Question 130·Easy·Form, Structure, and Sense
Each of the student volunteers plans, plants, and maintains garden plots throughout the season. To stay on schedule, the organizers post weekly task lists on the garden’s bulletin board. Completing just one task from the list ______ volunteers feel more invested in the project.
Which choice completes the text so that it conforms to the conventions of Standard English?
For subject–verb agreement questions, first ignore prepositional phrases and modifiers to find the core subject of the verb near the blank; especially watch for gerund phrases (verb+ing used as nouns), which are treated as singular. Then decide whether the sentence is stating a general truth (simple present), a past action, or something ongoing, and pick the verb form that matches both the subject’s number (singular/plural) and the sentence’s time frame. Finally, read the full sentence with your chosen option to check that it sounds natural and logical.
Hints
Locate the subject of the blank
Cover the blank and ask yourself: what is doing the action that leads to volunteers feeling more invested? Is it “volunteers,” or something else earlier in the sentence?
Check singular vs. plural
Once you know what the subject is, decide whether it is singular or plural.
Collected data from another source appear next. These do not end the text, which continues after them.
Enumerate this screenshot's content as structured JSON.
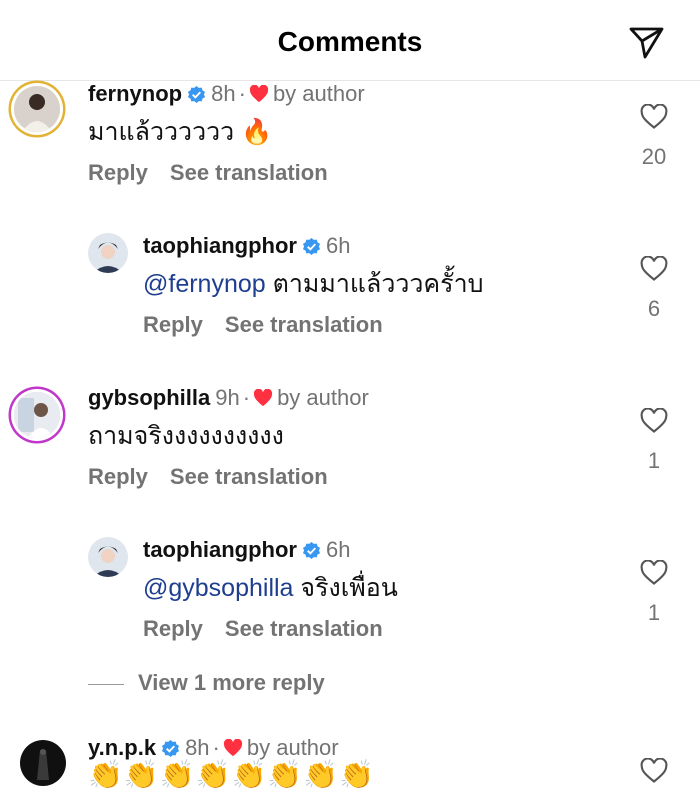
{
  "header": {
    "title": "Comments"
  },
  "comments": [
    {
      "username": "fernynop",
      "time": "8h",
      "liked_by_author": "by author",
      "text": "มาแล้วววววว 🔥",
      "reply": "Reply",
      "see_translation": "See translation",
      "likes": "20"
    },
    {
      "username": "taophiangphor",
      "time": "6h",
      "mention": "@fernynop",
      "text": " ตามมาแล้วววครั้าบ",
      "reply": "Reply",
      "see_translation": "See translation",
      "likes": "6"
    },
    {
      "username": "gybsophilla",
      "time": "9h",
      "liked_by_author": "by author",
      "text": "ถามจริงงงงงงงงงง",
      "reply": "Reply",
      "see_translation": "See translation",
      "likes": "1"
    },
    {
      "username": "taophiangphor",
      "time": "6h",
      "mention": "@gybsophilla",
      "text": " จริงเพื่อน",
      "reply": "Reply",
      "see_translation": "See translation",
      "likes": "1"
    },
    {
      "username": "y.n.p.k",
      "time": "8h",
      "liked_by_author": "by author",
      "text": "👏👏👏👏👏👏👏👏"
    }
  ],
  "view_more_replies": "View 1 more reply",
  "icons": {
    "send": "send-icon",
    "like": "heart-outline-icon",
    "verified": "verified-badge-icon",
    "author_heart": "red-heart-icon"
  },
  "colors": {
    "verified": "#3897f0",
    "author_heart": "#ff3040",
    "mention": "#1e3e8f",
    "secondary_text": "#737373"
  }
}
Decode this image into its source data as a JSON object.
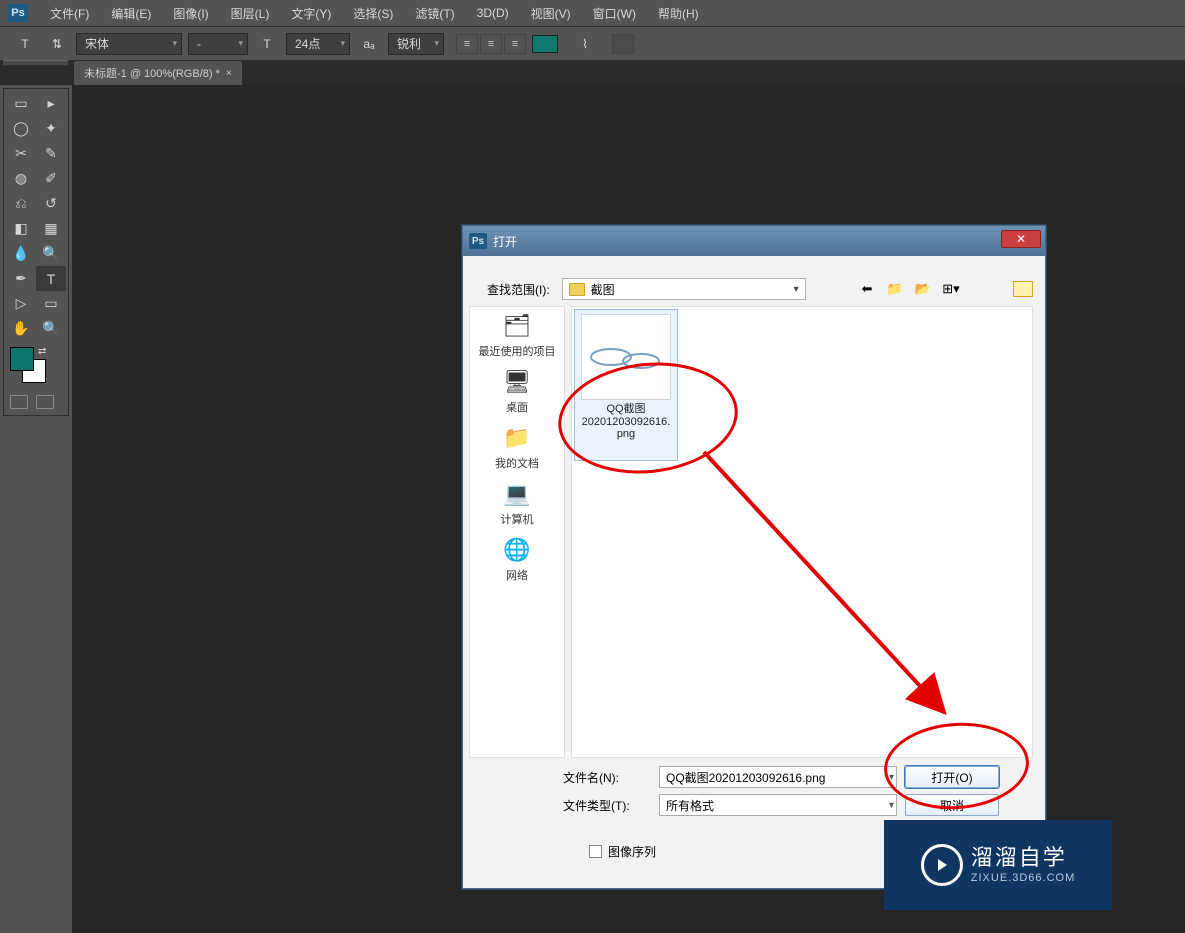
{
  "menu": {
    "items": [
      "文件(F)",
      "编辑(E)",
      "图像(I)",
      "图层(L)",
      "文字(Y)",
      "选择(S)",
      "滤镜(T)",
      "3D(D)",
      "视图(V)",
      "窗口(W)",
      "帮助(H)"
    ]
  },
  "options": {
    "font_family": "宋体",
    "font_style": "-",
    "font_size": "24点",
    "anti_alias": "锐利",
    "color": "#0d7a6a"
  },
  "tab": {
    "label": "未标题-1 @ 100%(RGB/8) *"
  },
  "dialog": {
    "title": "打开",
    "lookup_label": "查找范围(I):",
    "lookup_value": "截图",
    "places": [
      "最近使用的项目",
      "桌面",
      "我的文档",
      "计算机",
      "网络"
    ],
    "file": {
      "line1": "QQ截图",
      "line2": "20201203092616.",
      "line3": "png"
    },
    "filename_label": "文件名(N):",
    "filename_value": "QQ截图20201203092616.png",
    "filetype_label": "文件类型(T):",
    "filetype_value": "所有格式",
    "open_btn": "打开(O)",
    "cancel_btn": "取消",
    "image_seq": "图像序列"
  },
  "watermark": {
    "big": "溜溜自学",
    "small": "ZIXUE.3D66.COM"
  }
}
Then look for the verb form that matches that number (singular or plural).
Think about time and habit
Is the sentence describing something that happens regularly as part of the process, something that already happened, or something happening right now? Choose the verb tense that fits that idea.
Step-by-step Explanation
See what kind of word is missing
The blank comes right after “list” and before “volunteers,” so the missing word must be a verb that connects the subject to what happens: “Completing just one task from the list ___ volunteers feel more invested in the project.”
Identify the true subject of the verb
Ask: What causes volunteers to feel more invested? The answer is the entire phrase “Completing just one task from the list.” This is a gerund phrase (a verb + -ing acting as a noun). Gerund phrases that act as subjects are treated as singular in English.
Decide on the correct tense and agreement
The sentence is making a general statement about what usually happens during the season, not about a specific time in the past or something ongoing right now. That means it should use simple present tense. We also know the subject is singular, so we need the third-person singular form of the verb in simple present (the form that typically ends in -s).
Match the correct verb form to the subject
Among the choices, only “helps” is both simple present and third-person singular, so the completed sentence should read: “Completing just one task from the list helps volunteers feel more invested in the project.”